Aprendemos o que significa cuidar da verdade. A busca pelo poder tem seu lugar, mas não mora onde o conhecimento tem seu lar. É por isso que os Sábios de Israel contrapunham Coré e seus companheiros rebeldes com as escolas de Hillel e Shammai:

Durante três anos houve uma disputa ente as escolas de Shamai e de Hillel. Shammai alegava: “A lei está de acordo com os nossos pontos de vista”. E Hillel afirmava: “A lei está de acordo com os nossos pontos de vista”. Então uma Voz do Céu (Bat Kol) anunciou: “Estas e aquelas são todas as Palavras do Deus Vivo, mas a lei está de acordo com a escola de Hillel”.

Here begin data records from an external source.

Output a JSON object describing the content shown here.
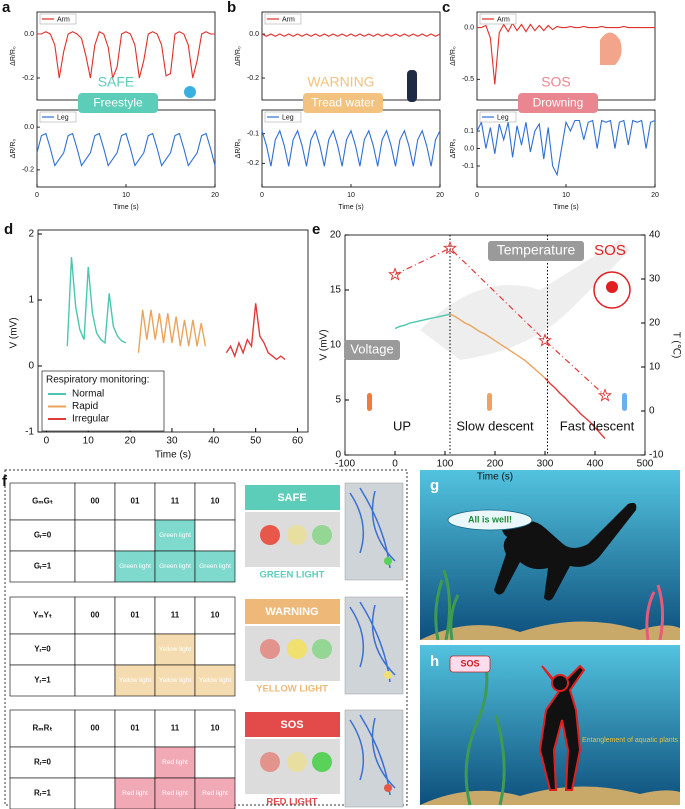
{
  "chart_data": [
    {
      "type": "line",
      "panel": "a",
      "badge": "SAFE",
      "activity": "Freestyle",
      "badge_color": "#5ccdb9",
      "xlabel": "Time (s)",
      "xlim": [
        0,
        20
      ],
      "xticks": [
        0,
        10,
        20
      ],
      "x": [
        0,
        0.5,
        1,
        1.5,
        2,
        2.5,
        3,
        3.5,
        4,
        4.5,
        5,
        5.5,
        6,
        6.5,
        7,
        7.5,
        8,
        8.5,
        9,
        9.5,
        10,
        10.5,
        11,
        11.5,
        12,
        12.5,
        13,
        13.5,
        14,
        14.5,
        15,
        15.5,
        16,
        16.5,
        17,
        17.5,
        18,
        18.5,
        19,
        19.5,
        20
      ],
      "subplots": [
        {
          "ylabel": "ΔR/R₀",
          "ylim": [
            -0.3,
            0.1
          ],
          "yticks": [
            {
              "value": 0,
              "label": "0.0"
            },
            -0.2
          ],
          "series": [
            {
              "name": "Arm",
              "color": "#e0302a",
              "values": [
                0.0,
                0.0,
                0.01,
                0.0,
                -0.05,
                -0.2,
                -0.08,
                0.0,
                0.01,
                0.0,
                -0.02,
                -0.1,
                -0.2,
                -0.05,
                0.01,
                0.0,
                -0.06,
                -0.2,
                -0.15,
                0.0,
                0.01,
                0.0,
                -0.05,
                -0.2,
                -0.12,
                0.0,
                0.01,
                0.0,
                -0.05,
                -0.19,
                -0.18,
                0.0,
                0.01,
                0.0,
                -0.05,
                -0.2,
                -0.12,
                0.0,
                0.01,
                0.0,
                0.0
              ]
            }
          ]
        },
        {
          "ylabel": "ΔR/R₀",
          "ylim": [
            -0.28,
            0.08
          ],
          "yticks": [
            {
              "value": 0,
              "label": "0.0"
            },
            -0.2
          ],
          "series": [
            {
              "name": "Leg",
              "color": "#2f6fd6",
              "values": [
                -0.12,
                -0.04,
                -0.03,
                -0.1,
                -0.18,
                -0.15,
                -0.12,
                -0.04,
                -0.03,
                -0.1,
                -0.18,
                -0.15,
                -0.12,
                -0.04,
                -0.03,
                -0.1,
                -0.18,
                -0.15,
                -0.12,
                -0.04,
                -0.03,
                -0.1,
                -0.18,
                -0.15,
                -0.12,
                -0.04,
                -0.03,
                -0.1,
                -0.18,
                -0.15,
                -0.12,
                -0.04,
                -0.03,
                -0.1,
                -0.18,
                -0.15,
                -0.12,
                -0.04,
                -0.03,
                -0.1,
                -0.18
              ]
            }
          ]
        }
      ]
    },
    {
      "type": "line",
      "panel": "b",
      "badge": "WARNING",
      "activity": "Tread water",
      "badge_color": "#f2c27e",
      "xlabel": "Time (s)",
      "xlim": [
        0,
        20
      ],
      "xticks": [
        0,
        10,
        20
      ],
      "x": [
        0,
        0.5,
        1,
        1.5,
        2,
        2.5,
        3,
        3.5,
        4,
        4.5,
        5,
        5.5,
        6,
        6.5,
        7,
        7.5,
        8,
        8.5,
        9,
        9.5,
        10,
        10.5,
        11,
        11.5,
        12,
        12.5,
        13,
        13.5,
        14,
        14.5,
        15,
        15.5,
        16,
        16.5,
        17,
        17.5,
        18,
        18.5,
        19,
        19.5,
        20
      ],
      "subplots": [
        {
          "ylabel": "ΔR/R₀",
          "ylim": [
            -0.3,
            0.1
          ],
          "yticks": [
            {
              "value": 0,
              "label": "0.0"
            },
            -0.2
          ],
          "series": [
            {
              "name": "Arm",
              "color": "#e0302a",
              "values": [
                0,
                -0.01,
                0,
                -0.01,
                0,
                -0.01,
                0,
                -0.01,
                0,
                -0.01,
                0,
                -0.01,
                0,
                -0.01,
                0,
                -0.01,
                0,
                -0.01,
                0,
                -0.01,
                0,
                -0.01,
                0,
                -0.01,
                0,
                -0.01,
                0,
                -0.01,
                0,
                -0.01,
                0,
                -0.01,
                0,
                -0.01,
                0,
                -0.01,
                0,
                -0.01,
                0,
                -0.01,
                0
              ]
            }
          ]
        },
        {
          "ylabel": "ΔR/R₀",
          "ylim": [
            -0.28,
            -0.02
          ],
          "yticks": [
            -0.1,
            -0.2
          ],
          "series": [
            {
              "name": "Leg",
              "color": "#2f6fd6",
              "values": [
                -0.09,
                -0.14,
                -0.21,
                -0.12,
                -0.09,
                -0.14,
                -0.21,
                -0.12,
                -0.09,
                -0.14,
                -0.21,
                -0.12,
                -0.09,
                -0.14,
                -0.21,
                -0.12,
                -0.09,
                -0.14,
                -0.21,
                -0.12,
                -0.09,
                -0.14,
                -0.21,
                -0.12,
                -0.09,
                -0.14,
                -0.21,
                -0.12,
                -0.09,
                -0.14,
                -0.21,
                -0.12,
                -0.09,
                -0.14,
                -0.21,
                -0.12,
                -0.09,
                -0.14,
                -0.21,
                -0.12,
                -0.09
              ]
            }
          ]
        }
      ]
    },
    {
      "type": "line",
      "panel": "c",
      "badge": "SOS",
      "activity": "Drowning",
      "badge_color": "#e9868f",
      "xlabel": "Time (s)",
      "xlim": [
        0,
        20
      ],
      "xticks": [
        0,
        10,
        20
      ],
      "x": [
        0,
        0.5,
        1,
        1.5,
        2,
        2.5,
        3,
        3.5,
        4,
        4.5,
        5,
        5.5,
        6,
        6.5,
        7,
        7.5,
        8,
        8.5,
        9,
        9.5,
        10,
        10.5,
        11,
        11.5,
        12,
        12.5,
        13,
        13.5,
        14,
        14.5,
        15,
        15.5,
        16,
        16.5,
        17,
        17.5,
        18,
        18.5,
        19,
        19.5,
        20
      ],
      "subplots": [
        {
          "ylabel": "ΔR/R₀",
          "ylim": [
            -0.7,
            0.15
          ],
          "yticks": [
            {
              "value": 0,
              "label": "0.0"
            },
            -0.5
          ],
          "series": [
            {
              "name": "Arm",
              "color": "#e0302a",
              "values": [
                0.0,
                0.0,
                0.02,
                -0.1,
                -0.55,
                -0.05,
                0.03,
                -0.04,
                0.04,
                -0.03,
                0.03,
                -0.04,
                0.03,
                -0.03,
                0.02,
                -0.03,
                0.02,
                -0.02,
                0.01,
                0.0,
                0.0,
                0.01,
                0.0,
                0.0,
                0.01,
                0.0,
                0.0,
                0.0,
                0.01,
                0.0,
                0.0,
                0.0,
                0.0,
                0.01,
                0.0,
                0.0,
                0.0,
                0.0,
                0.0,
                0.0,
                0.0
              ]
            }
          ]
        },
        {
          "ylabel": "ΔR/R₀",
          "ylim": [
            -0.22,
            0.22
          ],
          "yticks": [
            0.1,
            {
              "value": 0,
              "label": "0.0"
            },
            -0.1
          ],
          "series": [
            {
              "name": "Leg",
              "color": "#2f6fd6",
              "values": [
                0.1,
                0.15,
                0.0,
                0.12,
                -0.03,
                0.14,
                0.05,
                0.15,
                -0.05,
                0.13,
                0.02,
                0.15,
                -0.02,
                0.1,
                0.14,
                -0.06,
                0.12,
                -0.1,
                -0.15,
                0.0,
                0.15,
                0.1,
                0.16,
                0.16,
                0.05,
                0.15,
                0.16,
                0.0,
                0.16,
                0.15,
                0.16,
                0.0,
                0.15,
                0.16,
                0.02,
                0.16,
                0.15,
                0.16,
                0.0,
                0.15,
                0.16
              ]
            }
          ]
        }
      ]
    },
    {
      "type": "line",
      "panel": "d",
      "xlabel": "Time (s)",
      "ylabel": "V (mV)",
      "xlim": [
        -2,
        62.5
      ],
      "xticks": [
        0,
        10,
        20,
        30,
        40,
        50,
        60
      ],
      "ylim": [
        -1,
        2
      ],
      "yticks": [
        -1,
        0,
        1,
        2
      ],
      "legend_title": "Respiratory monitoring:",
      "series": [
        {
          "name": "Normal",
          "color": "#4cc6b0",
          "x": [
            5,
            6,
            7,
            8,
            9,
            10,
            11,
            12,
            13,
            14,
            15,
            16,
            17,
            18,
            19
          ],
          "values": [
            0.3,
            1.65,
            0.9,
            0.55,
            0.4,
            1.5,
            0.8,
            0.5,
            0.4,
            0.35,
            1.1,
            0.6,
            0.45,
            0.38,
            0.35
          ]
        },
        {
          "name": "Rapid",
          "color": "#eaa45c",
          "x": [
            22,
            23,
            24,
            25,
            26,
            27,
            28,
            29,
            30,
            31,
            32,
            33,
            34,
            35,
            36,
            37,
            38
          ],
          "values": [
            0.2,
            0.85,
            0.4,
            0.85,
            0.4,
            0.8,
            0.35,
            0.8,
            0.35,
            0.75,
            0.3,
            0.7,
            0.3,
            0.7,
            0.3,
            0.65,
            0.3
          ]
        },
        {
          "name": "Irregular",
          "color": "#e03a3a",
          "x": [
            43,
            44,
            45,
            46,
            47,
            48,
            49,
            50,
            51,
            52,
            53,
            54,
            55,
            56,
            57
          ],
          "values": [
            0.2,
            0.3,
            0.15,
            0.35,
            0.2,
            0.4,
            0.3,
            0.95,
            0.45,
            0.35,
            0.2,
            0.15,
            0.1,
            0.15,
            0.1
          ]
        }
      ]
    },
    {
      "type": "dual_axis_line",
      "panel": "e",
      "xlabel": "Time (s)",
      "ylabel": "V (mV)",
      "y2label": "T (℃)",
      "xlim": [
        -100,
        500
      ],
      "xticks": [
        -100,
        0,
        100,
        200,
        300,
        400,
        500
      ],
      "ylim": [
        0,
        20
      ],
      "yticks": [
        0,
        5,
        10,
        15,
        20
      ],
      "y2lim": [
        -10,
        40
      ],
      "y2ticks": [
        -10,
        0,
        10,
        20,
        30,
        40
      ],
      "phase_boundaries": [
        110,
        305
      ],
      "annotations": [
        "Temperature",
        "SOS",
        "Voltage",
        "UP",
        "Slow descent",
        "Fast descent"
      ],
      "series": [
        {
          "color": "#4cc6b0",
          "x": [
            0,
            10,
            20,
            30,
            40,
            50,
            60,
            70,
            80,
            90,
            100,
            110
          ],
          "values": [
            11.5,
            11.7,
            11.8,
            12.0,
            12.1,
            12.2,
            12.3,
            12.4,
            12.5,
            12.6,
            12.7,
            12.8
          ]
        },
        {
          "color": "#eaa45c",
          "x": [
            110,
            120,
            130,
            140,
            150,
            160,
            170,
            180,
            190,
            200,
            210,
            220,
            230,
            240,
            250,
            260,
            270,
            280,
            290,
            300
          ],
          "values": [
            12.8,
            12.6,
            12.3,
            12.0,
            11.8,
            11.5,
            11.2,
            11.0,
            10.7,
            10.4,
            10.1,
            9.8,
            9.5,
            9.2,
            8.9,
            8.6,
            8.2,
            7.8,
            7.4,
            7.0
          ]
        },
        {
          "color": "#e03a3a",
          "x": [
            300,
            310,
            320,
            330,
            340,
            350,
            360,
            370,
            380,
            390,
            400,
            410,
            420
          ],
          "values": [
            7.0,
            6.5,
            6.1,
            5.6,
            5.2,
            4.7,
            4.3,
            3.8,
            3.4,
            3.0,
            2.5,
            2.0,
            1.5
          ]
        },
        {
          "color": "#e03a3a",
          "axis": "y2",
          "x": [
            0,
            110,
            300,
            420
          ],
          "values": [
            31,
            37,
            16,
            3.5
          ]
        }
      ]
    }
  ],
  "panel_f": {
    "panel": "f",
    "tables": [
      {
        "header": [
          "GₘGₜ",
          "00",
          "01",
          "11",
          "10"
        ],
        "rows": [
          [
            "Gᵣ=0",
            null,
            null,
            "Green light",
            null
          ],
          [
            "Gᵣ=1",
            null,
            "Green light",
            "Green light",
            "Green light"
          ]
        ],
        "title": "SAFE",
        "caption": "GREEN LIGHT",
        "color": "#5ccdb9",
        "cell_color": "#7fd9cc"
      },
      {
        "header": [
          "YₘYₜ",
          "00",
          "01",
          "11",
          "10"
        ],
        "rows": [
          [
            "Yᵣ=0",
            null,
            null,
            "Yellow light",
            null
          ],
          [
            "Yᵣ=1",
            null,
            "Yellow light",
            "Yellow light",
            "Yellow light"
          ]
        ],
        "title": "WARNING",
        "caption": "YELLOW LIGHT",
        "color": "#eeb879",
        "cell_color": "#f5dcb0"
      },
      {
        "header": [
          "RₘRₜ",
          "00",
          "01",
          "11",
          "10"
        ],
        "rows": [
          [
            "Rᵣ=0",
            null,
            null,
            "Red light",
            null
          ],
          [
            "Rᵣ=1",
            null,
            "Red light",
            "Red light",
            "Red light"
          ]
        ],
        "title": "SOS",
        "caption": "RED LIGHT",
        "color": "#e34b4b",
        "cell_color": "#f2a9b6"
      }
    ]
  },
  "panel_g": {
    "panel": "g",
    "bubble": "All is well!"
  },
  "panel_h": {
    "panel": "h",
    "bubble": "SOS",
    "note": "Entanglement of aquatic plants"
  }
}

Já que “estas e aquelas são as Palavras do Deus Vivo”, por que afinal a escola de Hillel teve o direito de ter a lei determinada de acordo com as suas decisões? Por serem gentis e modestos, estudaram as suas próprias regras e as da escola de Shammai e foram tão humildes a ponto de mencionar os ensinamentos da escola de Shammai antes dos seus próprios.[4]

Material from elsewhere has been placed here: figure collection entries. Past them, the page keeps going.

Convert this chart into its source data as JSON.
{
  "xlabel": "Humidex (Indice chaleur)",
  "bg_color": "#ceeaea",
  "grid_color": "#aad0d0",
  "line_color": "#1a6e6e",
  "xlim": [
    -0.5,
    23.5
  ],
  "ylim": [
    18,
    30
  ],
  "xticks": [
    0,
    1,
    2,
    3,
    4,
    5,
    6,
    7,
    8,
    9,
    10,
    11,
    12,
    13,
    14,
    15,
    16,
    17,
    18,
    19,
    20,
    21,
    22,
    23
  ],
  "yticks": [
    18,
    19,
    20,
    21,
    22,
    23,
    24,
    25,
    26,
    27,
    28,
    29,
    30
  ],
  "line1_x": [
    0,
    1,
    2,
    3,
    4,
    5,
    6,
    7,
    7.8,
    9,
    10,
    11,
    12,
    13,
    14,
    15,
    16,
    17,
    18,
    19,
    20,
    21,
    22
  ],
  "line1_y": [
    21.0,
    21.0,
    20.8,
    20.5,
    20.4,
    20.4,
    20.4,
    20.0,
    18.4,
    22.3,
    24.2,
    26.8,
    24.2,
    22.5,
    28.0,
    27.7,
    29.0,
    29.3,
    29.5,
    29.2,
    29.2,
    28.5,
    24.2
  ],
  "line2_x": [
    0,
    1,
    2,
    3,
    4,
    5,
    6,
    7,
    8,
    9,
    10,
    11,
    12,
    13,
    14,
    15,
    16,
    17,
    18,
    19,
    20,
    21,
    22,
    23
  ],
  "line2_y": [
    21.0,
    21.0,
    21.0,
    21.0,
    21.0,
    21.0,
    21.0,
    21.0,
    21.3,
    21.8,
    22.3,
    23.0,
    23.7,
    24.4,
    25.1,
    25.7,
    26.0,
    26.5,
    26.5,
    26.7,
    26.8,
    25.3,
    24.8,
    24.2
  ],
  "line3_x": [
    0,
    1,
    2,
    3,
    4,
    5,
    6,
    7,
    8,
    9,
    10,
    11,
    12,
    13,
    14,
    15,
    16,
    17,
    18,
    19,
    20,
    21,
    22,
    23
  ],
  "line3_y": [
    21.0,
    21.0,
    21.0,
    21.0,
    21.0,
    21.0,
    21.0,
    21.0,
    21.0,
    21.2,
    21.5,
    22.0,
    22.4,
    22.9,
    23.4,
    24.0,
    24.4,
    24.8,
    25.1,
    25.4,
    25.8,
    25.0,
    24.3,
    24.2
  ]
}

Este é um belo retrato do ideal rabínico: aprendemos ouvindo os pontos de vista de nossos oponentes, às vezes antes mesmo dos nossos. Acredito que o que está acontecendo nas universidades, transformando a busca da verdade em busca do poder, demonizando e excluindo aqueles com quem as pessoas discordam, é o fenômeno “Coré” do nosso tempo, e muito perigoso na verdade. Exista um antigo ditado latino de que, para garantir a justiça “audi alteram partem” – “ouça o outro lado”. É ouvindo o outro que percorremos o caminho da verdade.

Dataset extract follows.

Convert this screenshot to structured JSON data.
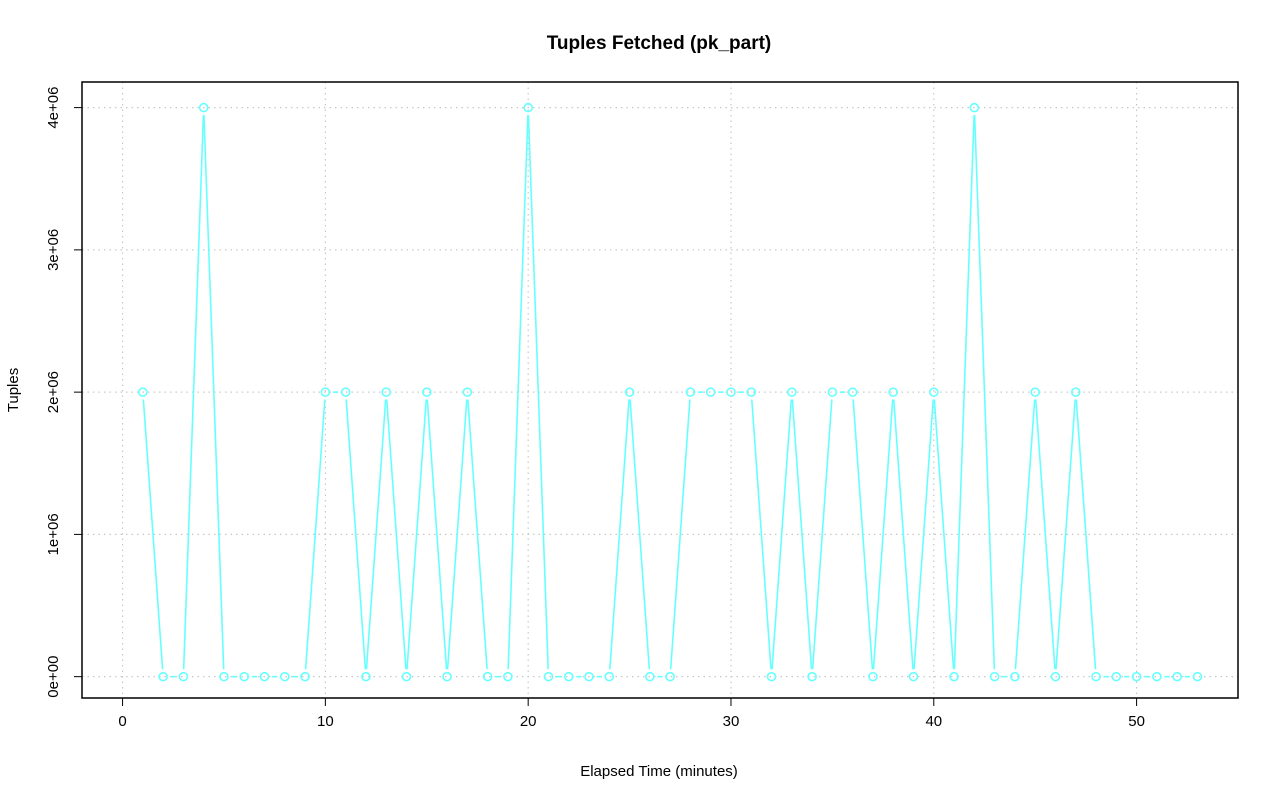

Compare as citações bíblicas para ajudar na reflexão:
Provérbios 14,31; Eclesiastes 7,7 ; Marcos 7,22 e 1Pedro 2,1
Que outras perguntas o texto bíblico fez surgir?


[1] Mishná Avot 5,17.
[2] Essa é a opinião formada por Ibn Ezra e por Ramban.
[3] Cf. Vamik Volkan. The Need to have Enemies and Allies, 1988.